Chances are, you have a few people in your classes that are over 40, right? Over 50? How about into the 60's and 70's? Make sure to stress the importance of recovery to them even more than your younger population. You don't have to directly address them (unless you feel very comfortable with them); as you are well aware, some people are quite sensitive to the fact that they are aging. Alex can get very depressed when she focuses on her inability to do as much as she used to do. That's when I try to focus her on the fact that she is so much more fit and able than 99% of the population her age. When she is rested, she realizes she is able to enjoy her cycling and skiing and snowshoeing and golfing much more than when she is not rested.
I know my situation is unique with Alex, being able to train her one on one in cycling and Spinning and being able to see her HR response and to ask her immediate questions about what she's been doing. Of course, this is unlikely in a class situation, especially if it is a large class. But some of the things I learn from working with Alex and her husband Bob (who is 79 going on 25) have been instrumental in helping me coaching at one club where the age range is 50's to almost 80. After this happened with Alex, I gave a lecture to that class on the increased need for recovery for older populations. They too are more fit than the average person their age, but many are also exercise-aholics.

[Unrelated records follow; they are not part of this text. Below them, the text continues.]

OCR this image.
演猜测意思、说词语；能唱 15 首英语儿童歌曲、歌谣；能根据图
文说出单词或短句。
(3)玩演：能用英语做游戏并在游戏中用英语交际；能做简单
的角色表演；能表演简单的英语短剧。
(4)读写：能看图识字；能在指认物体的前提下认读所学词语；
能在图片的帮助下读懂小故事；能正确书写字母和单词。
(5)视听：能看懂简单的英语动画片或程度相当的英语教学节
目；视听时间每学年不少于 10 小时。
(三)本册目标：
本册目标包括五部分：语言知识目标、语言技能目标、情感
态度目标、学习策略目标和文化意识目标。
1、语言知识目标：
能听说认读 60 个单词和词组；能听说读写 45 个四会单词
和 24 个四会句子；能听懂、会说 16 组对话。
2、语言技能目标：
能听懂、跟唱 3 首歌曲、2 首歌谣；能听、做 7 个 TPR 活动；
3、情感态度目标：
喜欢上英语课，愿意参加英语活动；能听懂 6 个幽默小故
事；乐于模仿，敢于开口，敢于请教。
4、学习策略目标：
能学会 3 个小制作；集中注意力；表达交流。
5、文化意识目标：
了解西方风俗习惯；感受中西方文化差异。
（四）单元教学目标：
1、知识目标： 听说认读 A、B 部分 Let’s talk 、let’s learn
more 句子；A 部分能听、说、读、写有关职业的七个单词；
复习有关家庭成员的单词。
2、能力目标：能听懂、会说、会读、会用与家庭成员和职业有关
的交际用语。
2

After I explained it to them, one woman in class announced out loud, "So THAT'S why I'm always so tired!" She also thanked me after class for the information.
So, the key points here:
- Pay close attention to your heart rate response to exercise
- Remind your students that everyone needs recovery
- Balance hard days with easy days
- Recognize the increased need for rest and recovery after age 40, and especially 50 and above
Do any of you work with older populations?